A comeback for every question.
"I believe there were skeptics about my ability to play in this league too, because of the facts," Jackson said of the skeptics who understandably wonder if he is properly prepared for his new job. "I ignore the facts and I put myself in position to succeed and I'm smart enough to put people around me that are going to make life a lot easier. I'm thrilled about this opportunity. The crazy thing is, there are teams that would hire me today with the same resume, because somebody pulled the trigger. I'm so grateful to Joe, to this ownership, to this front office for pulling the trigger. It's going to be a great time."
The analogy to his playing career is a decent comparison. Jackson had a starring role his final two seasons at St.
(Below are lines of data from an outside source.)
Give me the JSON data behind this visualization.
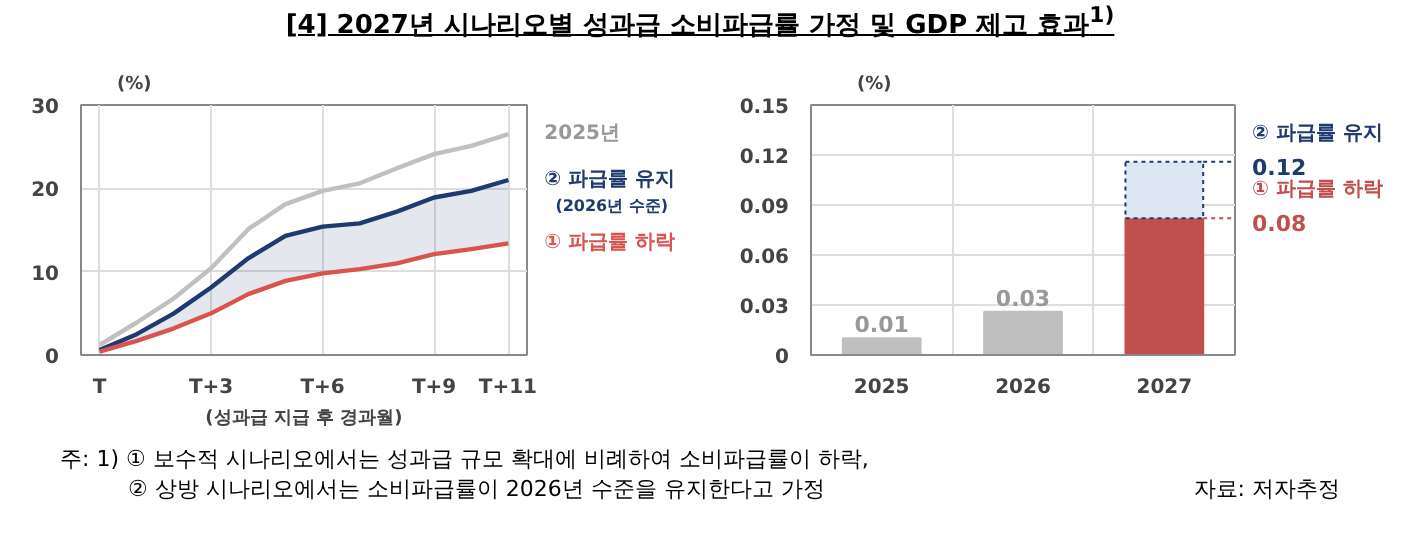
{
  "chart_data": [
    {
      "type": "line",
      "title": "[4] 2027년 시나리오별 성과급 소비파급률 가정 및 GDP 제고 효과$^{1)}$",
      "xlabel": "(성과급 지급 후 경과월)",
      "ylabel": "(%)",
      "categories": [
        "T",
        null,
        null,
        "T+3",
        null,
        null,
        "T+6",
        null,
        null,
        "T+9",
        null,
        "T+11"
      ],
      "ylim": [
        0,
        30
      ],
      "yticks": [
        0,
        10,
        20,
        30
      ],
      "grid": true,
      "series": [
        {
          "name": "2025년",
          "color": "#c0c0c0",
          "values": [
            1.2,
            3.9,
            6.8,
            10.4,
            15.1,
            18.1,
            19.7,
            20.6,
            22.4,
            24.1,
            25.1,
            26.5
          ]
        },
        {
          "name": "② 파급률 유지",
          "color": "#1f3a6e",
          "values": [
            0.6,
            2.5,
            5.0,
            8.1,
            11.6,
            14.3,
            15.4,
            15.8,
            17.2,
            18.9,
            19.7,
            21.0
          ],
          "lower": [
            0.4,
            1.7,
            3.2,
            5.0,
            7.3,
            8.9,
            9.8,
            10.3,
            11.0,
            12.1,
            12.7,
            13.4
          ],
          "upper": [
            0.6,
            2.5,
            5.0,
            8.1,
            11.6,
            14.3,
            15.4,
            15.8,
            17.2,
            18.9,
            19.7,
            21.0
          ]
        },
        {
          "name": "① 파급률 하락",
          "color": "#d9534f",
          "values": [
            0.4,
            1.7,
            3.2,
            5.0,
            7.3,
            8.9,
            9.8,
            10.3,
            11.0,
            12.1,
            12.7,
            13.4
          ]
        }
      ],
      "annotations": [
        "(2026년 수준)",
        "주: 1) ① 보수적 시나리오에서는 성과급 규모 확대에 비례하여 소비파급률이 하락,",
        "② 상방 시나리오에서는 소비파급률이 2026년 수준을 유지한다고 가정",
        "자료: 저자추정"
      ]
    },
    {
      "type": "bar",
      "stacked": true,
      "ylabel": "(%)",
      "categories": [
        "2025",
        "2026",
        "2027"
      ],
      "ylim": [
        0,
        0.15
      ],
      "yticks": [
        0,
        0.03,
        0.06,
        0.09,
        0.12,
        0.15
      ],
      "grid": true,
      "series": [
        {
          "color": "#bfbfbf",
          "values": [
            0.01,
            0.026,
            null
          ],
          "value_labels": [
            "0.01",
            "0.03",
            null
          ]
        },
        {
          "name": "① 파급률 하락",
          "color": "#c0504d",
          "values": [
            null,
            null,
            0.082
          ],
          "value_labels": [
            null,
            null,
            "0.08"
          ]
        },
        {
          "name": "② 파급률 유지",
          "color": "#dce6f2",
          "values": [
            null,
            null,
            0.034
          ]
        }
      ],
      "totals": [
        null,
        null,
        "0.12"
      ]
    }
  ]
}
John's, but still lasted until the 18th pick of the 1987 Draft before being taken by his hometown Knicks as the fourth point guard off the board, following Kenny Smith (sixth to the Kings), Kevin Johnson (seventh, Cavaliers) and Tyrone Bogues (12th, Bullets). Then Jackson won Rookie of the Year and put together a career that, despite including just one All-Star appearance, finished with him third on the career assist list.
Now he's trying to make another big leap, this time from zero coaching experience to being good enough to have the kind of long run the Warriors need after so much turnover.
"Whenever you hire someone, whether it be a coach or any other position, there's always some risk that they won't work out," Lacob said. "But I would say ... he has every quality that you could possibly look for in a head coach to be successful except for one, which has been pointed out, obviously, over and over again: He has not been a head coach. But neither had Doc Rivers. Neither had Jerry West. Danny Ainge. Larry Bird. All were successful coaches for a while in the NBA.
"Mark Jackson, bottom line, is going to be a very good head coach, I believe."